Current methods available for rRNA depletion predominantly fall into two categories, subtractive hybridization and RNaseH-mediated depletion (Figure 1). In subtractive hybridization, reverse complementary DNA probes with a 5’biotin moiety are hybridized to target rRNA. The RNA:DNA hybrid is then immobilized to streptavidin beads on a magnet and the transcripts remaining in the supernatant are used for downstream library preparation. This method has been developed and applied successfully for many samples and species (Culviner et al., 2020; Kim et al., 2019; Kraus et al., 2019; Su and Sordillo, 1998), but can become quite expensive with the cost of magnetic streptavidin beads required and synthesis of biotinylated oligos. This is especially true if multiple rounds of depletion are required to achieve higher efficiency (Kraus et al., 2019). RNaseH-mediated rRNA depletion is performed similarly in that reverse complementary DNA oligos (not biotinylated) are hybridized to rRNA to form RNA:DNA hybrids. The sample is then treated with RNaseH endonuclease which will specifically cleave RNA in the RNA:DNA, followed by a DNase step to remove remaining DNA oligos. This method is also highly efficient, and works well for low quality samples such as archived FFPE sections (Adiconis et al., 2013; Haile et al., 2019; Morlan et al., 2012).
As the cost of sequencing continues to become less expensive, library preparation can make up a large portion of the price for an experiment.
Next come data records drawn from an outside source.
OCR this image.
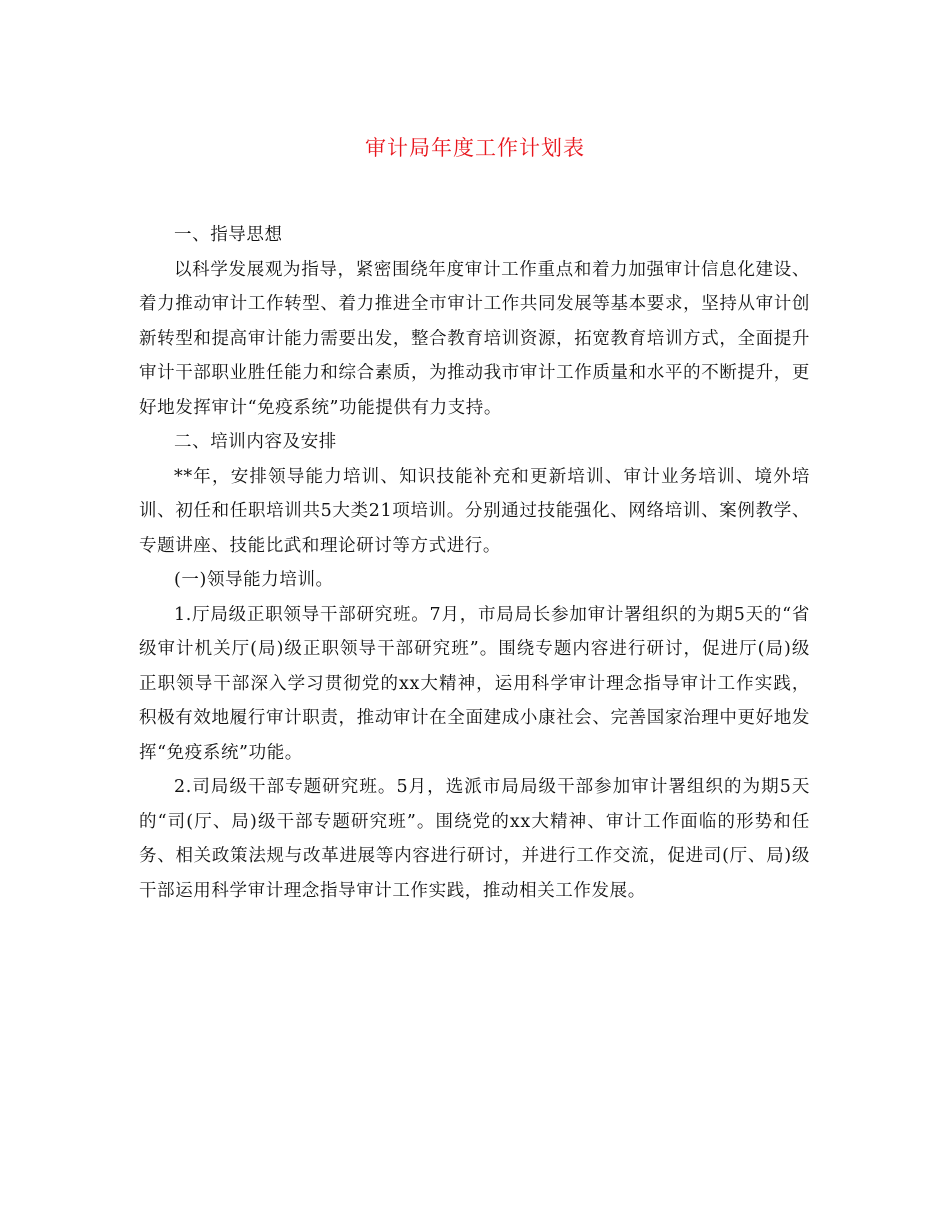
审计局年度工作计划表

一、指导思想

以科学发展观为指导，紧密围绕年度审计工作重点和着力加强审计信息化建设、着力推动审计工作转型、着力推进全市审计工作共同发展等基本要求，坚持从审计创新转型和提高审计能力需要出发，整合教育培训资源，拓宽教育培训方式，全面提升审计干部职业胜任能力和综合素质，为推动我市审计工作质量和水平的不断提升，更好地发挥审计“免疫系统”功能提供有力支持。

二、培训内容及安排

**年，安排领导能力培训、知识技能补充和更新培训、审计业务培训、境外培训、初任和任职培训共5大类21项培训。分别通过技能强化、网络培训、案例教学、专题讲座、技能比武和理论研讨等方式进行。

(一)领导能力培训。

1.厅局级正职领导干部研究班。7月，市局局长参加审计署组织的为期5天的“省级审计机关厅(局)级正职领导干部研究班”。围绕专题内容进行研讨，促进厅(局)级正职领导干部深入学习贯彻党的xx大精神，运用科学审计理念指导审计工作实践，积极有效地履行审计职责，推动审计在全面建成小康社会、完善国家治理中更好地发挥“免疫系统”功能。

2.司局级干部专题研究班。5月，选派市局局级干部参加审计署组织的为期5天的“司(厅、局)级干部专题研究班”。围绕党的xx大精神、审计工作面临的形势和任务、相关政策法规与改革进展等内容进行研讨，并进行工作交流，促进司(厅、局)级干部运用科学审计理念指导审计工作实践，推动相关工作发展。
Commercially available kits offer ease of use and accessibility, but are more expensive than established “home-brew” methods that are easily performed in the average molecular biology lab (Table 1). Furthermore, commercial kits have their limitations, including RNA input amount which can be problematic for precious samples with very little RNA, as well as for applications requiring more than 5 ug of input RNA. As most details of these kits are considered proprietary, the kits are less flexible due to the lack of probe-design transparency. One commercially available kit, Illumina’s RiboZero, was considered the gold standard for rRNA depletion but is no longer available as a standalone kit. Additionally, labs working with less common organisms may not be able to find a commercially produced kit for rRNA depletion. Finally, researchers may want to deplete other highly abundant RNAs to improve depth and breadth of transcript detection and quantification which is not possible with many commercially available kits.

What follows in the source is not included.